Because, at the moment, a 10-year-old boy allocated a teaching assistant two days a week by a shoddy headteacher isn’t good enough for me.
END
2. MY COMMENT:
You have the evidence in front of you Tristram that one of the key ways to affect the chances of children who would otherwise struggle is for schools to have the time, training and assistance, and trained, paid librarians to help all children get hold of the books, magazines and comics that they want to read. Not only do you have the evidence, you have the 2011 Ofsted (yes!) 'recommendation' that every school be asked to develop a policy on 'reading enjoyment for all'. There is an enthusiastic raft of charities, (Booktrust, National Literacy Trust, The Reading Agency, Volunteer Reading Help etc etc), there are at least 300 children's writers and illustrators, there is the National Association for Writers in Education, there is the School Libraries Association, the National Federation of Children's Book Groups, there is the NUT and the ATL - these are all people utterly committed to this. All that's missing is for government to join it all up, and harness this body of enthusiasm and commitment.

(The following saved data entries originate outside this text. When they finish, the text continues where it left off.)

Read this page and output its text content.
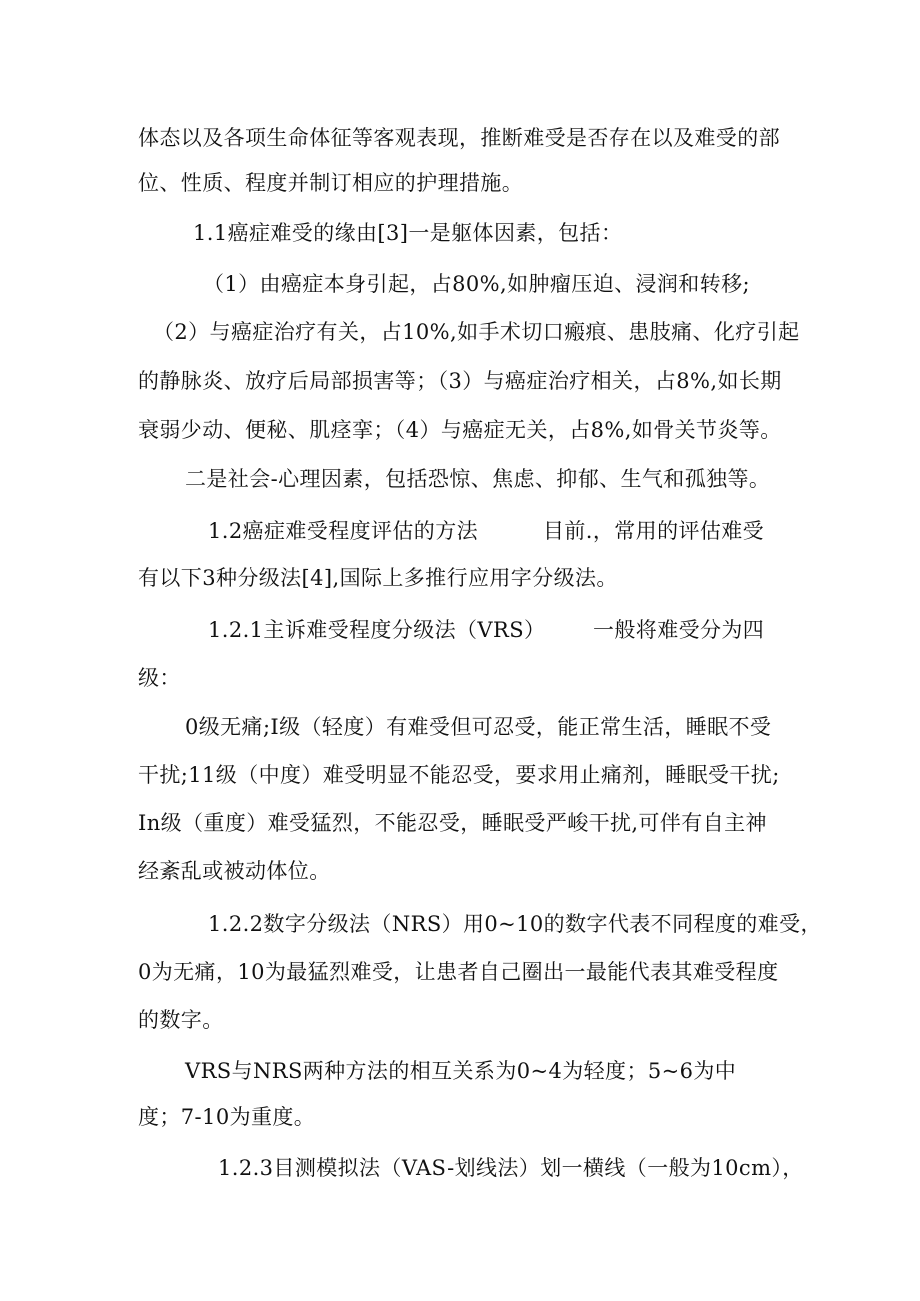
体态以及各项生命体征等客观表现，推断难受是否存在以及难受的部
位、性质、程度并制订相应的护理措施。
1.1癌症难受的缘由[3]一是躯体因素，包括：
（1）由癌症本身引起，占80%,如肿瘤压迫、浸润和转移;
（2）与癌症治疗有关，占10%,如手术切口瘢痕、患肢痛、化疗引起
的静脉炎、放疗后局部损害等；（3）与癌症治疗相关，占8%,如长期
衰弱少动、便秘、肌痉挛；（4）与癌症无关，占8%,如骨关节炎等。
二是社会-心理因素，包括恐惊、焦虑、抑郁、生气和孤独等。
1.2癌症难受程度评估的方法	目前.，常用的评估难受
有以下3种分级法[4],国际上多推行应用字分级法。
1.2.1主诉难受程度分级法（VRS） 一般将难受分为四
级：
0级无痛;I级（轻度）有难受但可忍受，能正常生活，睡眠不受
干扰;11级（中度）难受明显不能忍受，要求用止痛剂，睡眠受干扰;
In级（重度）难受猛烈，不能忍受，睡眠受严峻干扰,可伴有自主神
经紊乱或被动体位。
1.2.2数字分级法（NRS）用0~10的数字代表不同程度的难受，
0为无痛，10为最猛烈难受，让患者自己圈出一最能代表其难受程度
的数字。
VRS与NRS两种方法的相互关系为0~4为轻度；5~6为中
度；7-10为重度。
1.2.3目测模拟法（VAS-划线法）划一横线（一般为10cm），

The priority here is for it to reach the children and families who would otherwise not have access to the books, and printed matter that the children themselves would want to read. Every piece of research that ever comes out about this, confirms how important this could be and yet no minister to date has ever made more than a token nod to it.
Why not? What's the threat? What's the problem with it? Why should 'reading for pleasure' be seen as some kind of 'thing on the side', or something inessential? Why isn't it an urgent priority?